Meine FritzBox protokolliert automatisch die MAC-Adressen und die An- und Abmeldezeiten der Geräte im Gastnetz.
Im Falle rechtswidriger von Dritten begangener Handlungen im Internet könnte ich anhand der FritzBox-Protokolle beweisen, dass zu dieser Zeit noch weitere Geräte mit der IP-Adresse meines Routers im Internet unterwegs waren.
Daher glaube ich nicht, dass ich (nur weil ich ein offenes WLAN betreibe) für Rechtsverstöße anderer zur Verantwortung gezogen werden kann.
Es ist weiterhin sehr ratsam Gäste nicht mit der eigenen IP-Adresse im Netz surfen zu lassen, denn selbst ohne Störerhaftung hält man mit seiner eigenen IP-Adresse als Anschlussinhaber immer den Kopf für die Rechtsverletzung der Gäste hin; bis hin zur Hausdurchsuchung; vgl. nur www.spiegel.de/netzwelt/netzpolitik/bka-zahlreiche-durchsuchungen-wegen-hasspostings-im-netz-a-1102761.html und muss sich gegen rechtliche Anschuldigungen (in der Regel mit einem Anwalt) verteidigen.
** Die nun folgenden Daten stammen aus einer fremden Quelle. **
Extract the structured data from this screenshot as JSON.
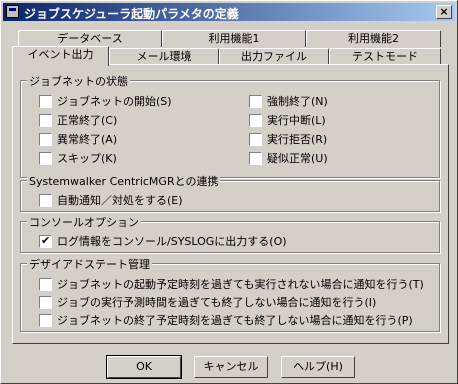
{
  "window": {
    "title": "ジョブスケジューラ起動パラメタの定義",
    "close_label": "×"
  },
  "tabs_back": [
    {
      "label": "データベース"
    },
    {
      "label": "利用機能1"
    },
    {
      "label": "利用機能2"
    }
  ],
  "tabs_front": [
    {
      "label": "イベント出力"
    },
    {
      "label": "メール環境"
    },
    {
      "label": "出力ファイル"
    },
    {
      "label": "テストモード"
    }
  ],
  "jobnet_state": {
    "legend": "ジョブネットの状態",
    "items": [
      {
        "label": "ジョブネットの開始(S)",
        "checked": false
      },
      {
        "label": "正常終了(C)",
        "checked": false
      },
      {
        "label": "異常終了(A)",
        "checked": false
      },
      {
        "label": "スキップ(K)",
        "checked": false
      },
      {
        "label": "強制終了(N)",
        "checked": false
      },
      {
        "label": "実行中断(L)",
        "checked": false
      },
      {
        "label": "実行拒否(R)",
        "checked": false
      },
      {
        "label": "疑似正常(U)",
        "checked": false
      }
    ]
  },
  "centric": {
    "legend": "Systemwalker CentricMGRとの連携",
    "items": [
      {
        "label": "自動通知／対処をする(E)",
        "checked": false
      }
    ]
  },
  "console": {
    "legend": "コンソールオプション",
    "items": [
      {
        "label": "ログ情報をコンソール/SYSLOGに出力する(O)",
        "checked": true
      }
    ]
  },
  "deadline": {
    "legend": "デザイアドステート管理",
    "items": [
      {
        "label": "ジョブネットの起動予定時刻を過ぎても実行されない場合に通知を行う(T)",
        "checked": false
      },
      {
        "label": "ジョブの実行予測時間を過ぎても終了しない場合に通知を行う(I)",
        "checked": false
      },
      {
        "label": "ジョブネットの終了予定時刻を過ぎても終了しない場合に通知を行う(P)",
        "checked": false
      }
    ]
  },
  "buttons": {
    "ok": "OK",
    "cancel": "キャンセル",
    "help": "ヘルプ(H)"
  }
}
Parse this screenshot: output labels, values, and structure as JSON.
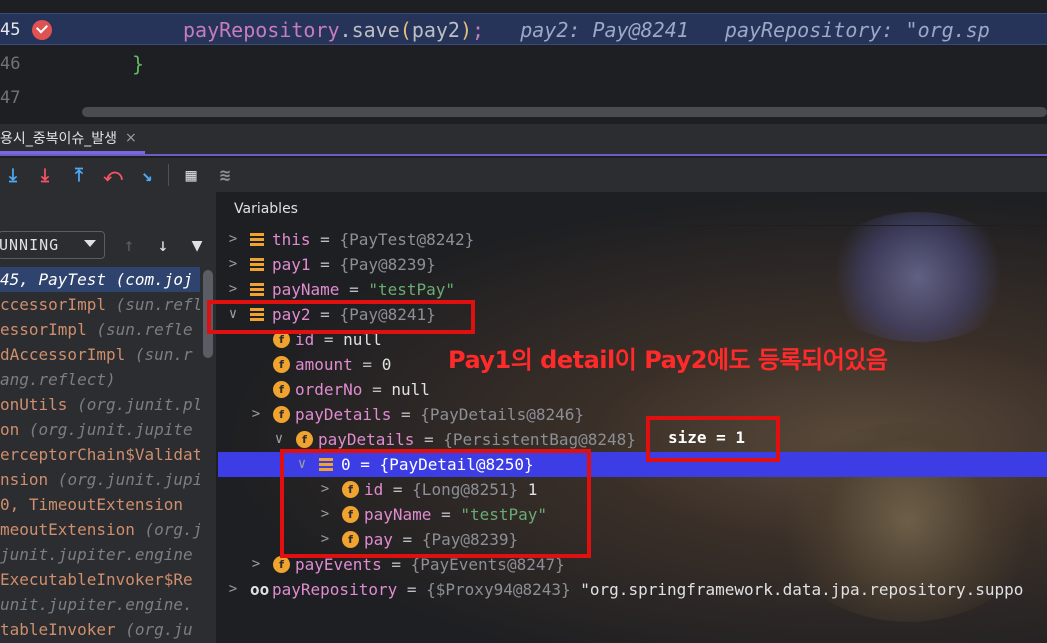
{
  "editor": {
    "lines": [
      {
        "num": "45",
        "text": {
          "obj": "payRepository",
          "method": ".save",
          "open": "(",
          "arg": "pay2",
          "close": ")",
          "semi": ";"
        },
        "hints": [
          "pay2: Pay@8241",
          "payRepository: \"org.sp"
        ]
      },
      {
        "num": "46",
        "brace": "}"
      },
      {
        "num": "47"
      }
    ]
  },
  "tab": {
    "label": "용시_중복이슈_발생",
    "close": "×"
  },
  "toolbar": {
    "icons": [
      {
        "name": "step-over-icon",
        "glyph": "⤓",
        "color": "#4eaaf5"
      },
      {
        "name": "step-into-icon",
        "glyph": "⤓",
        "color": "#f75464"
      },
      {
        "name": "step-out-icon",
        "glyph": "⤒",
        "color": "#4eaaf5"
      },
      {
        "name": "drop-frame-icon",
        "glyph": "⤺",
        "color": "#f75464"
      },
      {
        "name": "run-to-cursor-icon",
        "glyph": "↘",
        "color": "#4eaaf5"
      },
      {
        "name": "evaluate-icon",
        "glyph": "▦",
        "color": "#cfd1d6"
      },
      {
        "name": "trace-icon",
        "glyph": "≋",
        "color": "#8c8f96"
      }
    ]
  },
  "frames": {
    "thread": "UNNING",
    "items": [
      {
        "main": "45, PayTest",
        "ctx": " (com.joj",
        "selected": true
      },
      {
        "main": "ccessorImpl",
        "ctx": " (sun.refle"
      },
      {
        "main": "essorImpl",
        "ctx": " (sun.refle"
      },
      {
        "main": "dAccessorImpl",
        "ctx": " (sun.r"
      },
      {
        "main": "",
        "ctx": "ang.reflect)"
      },
      {
        "main": "onUtils",
        "ctx": " (org.junit.pl"
      },
      {
        "main": "on",
        "ctx": " (org.junit.jupite"
      },
      {
        "main": "erceptorChain$Validat",
        "ctx": ""
      },
      {
        "main": "nsion",
        "ctx": " (org.junit.jupi"
      },
      {
        "main": "0, TimeoutExtension",
        "ctx": ""
      },
      {
        "main": "meoutExtension",
        "ctx": " (org.j"
      },
      {
        "main": "",
        "ctx": "junit.jupiter.engine"
      },
      {
        "main": " ExecutableInvoker$Re",
        "ctx": ""
      },
      {
        "main": "",
        "ctx": "unit.jupiter.engine."
      },
      {
        "main": "tableInvoker",
        "ctx": " (org.ju"
      }
    ]
  },
  "variables": {
    "header": "Variables",
    "rows": [
      {
        "arrow": ">",
        "icon": "list",
        "name": "this",
        "eq": " = ",
        "ref": "{PayTest@8242}"
      },
      {
        "arrow": ">",
        "icon": "list",
        "name": "pay1",
        "eq": " = ",
        "ref": "{Pay@8239}"
      },
      {
        "arrow": ">",
        "icon": "list",
        "name": "payName",
        "eq": " = ",
        "str": "\"testPay\""
      },
      {
        "arrow": "∨",
        "icon": "list",
        "name": "pay2",
        "eq": " = ",
        "ref": "{Pay@8241}"
      },
      {
        "arrow": "",
        "icon": "field",
        "name": "id",
        "eq": " = ",
        "plain": "null"
      },
      {
        "arrow": "",
        "icon": "field",
        "name": "amount",
        "eq": " = ",
        "plain": "0"
      },
      {
        "arrow": "",
        "icon": "field",
        "name": "orderNo",
        "eq": " = ",
        "plain": "null"
      },
      {
        "arrow": ">",
        "icon": "field",
        "name": "payDetails",
        "eq": " = ",
        "ref": "{PayDetails@8246}"
      },
      {
        "arrow": "∨",
        "icon": "field",
        "name": "payDetails",
        "eq": " = ",
        "ref": "{PersistentBag@8248}"
      },
      {
        "arrow": "∨",
        "icon": "list",
        "name": "0",
        "eq": " = ",
        "ref": "{PayDetail@8250}",
        "selected": true
      },
      {
        "arrow": ">",
        "icon": "field",
        "name": "id",
        "eq": " = ",
        "ref": "{Long@8251}",
        "plain": " 1"
      },
      {
        "arrow": ">",
        "icon": "field",
        "name": "payName",
        "eq": " = ",
        "str": "\"testPay\""
      },
      {
        "arrow": ">",
        "icon": "field",
        "name": "pay",
        "eq": " = ",
        "ref": "{Pay@8239}"
      },
      {
        "arrow": ">",
        "icon": "field",
        "name": "payEvents",
        "eq": " = ",
        "ref": "{PayEvents@8247}"
      },
      {
        "arrow": ">",
        "icon": "infinity",
        "name": "payRepository",
        "eq": " = ",
        "ref": "{$Proxy94@8243}",
        "plain": " \"org.springframework.data.jpa.repository.suppo"
      }
    ]
  },
  "annotations": {
    "note": "Pay1의 detail이 Pay2에도 등록되어있음",
    "size": "size = 1"
  },
  "colors": {
    "accent": "#7a68e0",
    "highlight": "#e01010",
    "selection": "#3d3de6"
  }
}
Mehr Infos hierzu finden Sie auch unter: www.sorglosinternet.de/ermittlungen-bei-rechtsverstoessen
Nur mit professionellem Gäste-WLAN-Provider kann einfach und rechtssicher (bitte auch an die aktuellen Entwicklungen wie Vorratsdatenspeicherung denken) Gäste-Internet angeboten werden.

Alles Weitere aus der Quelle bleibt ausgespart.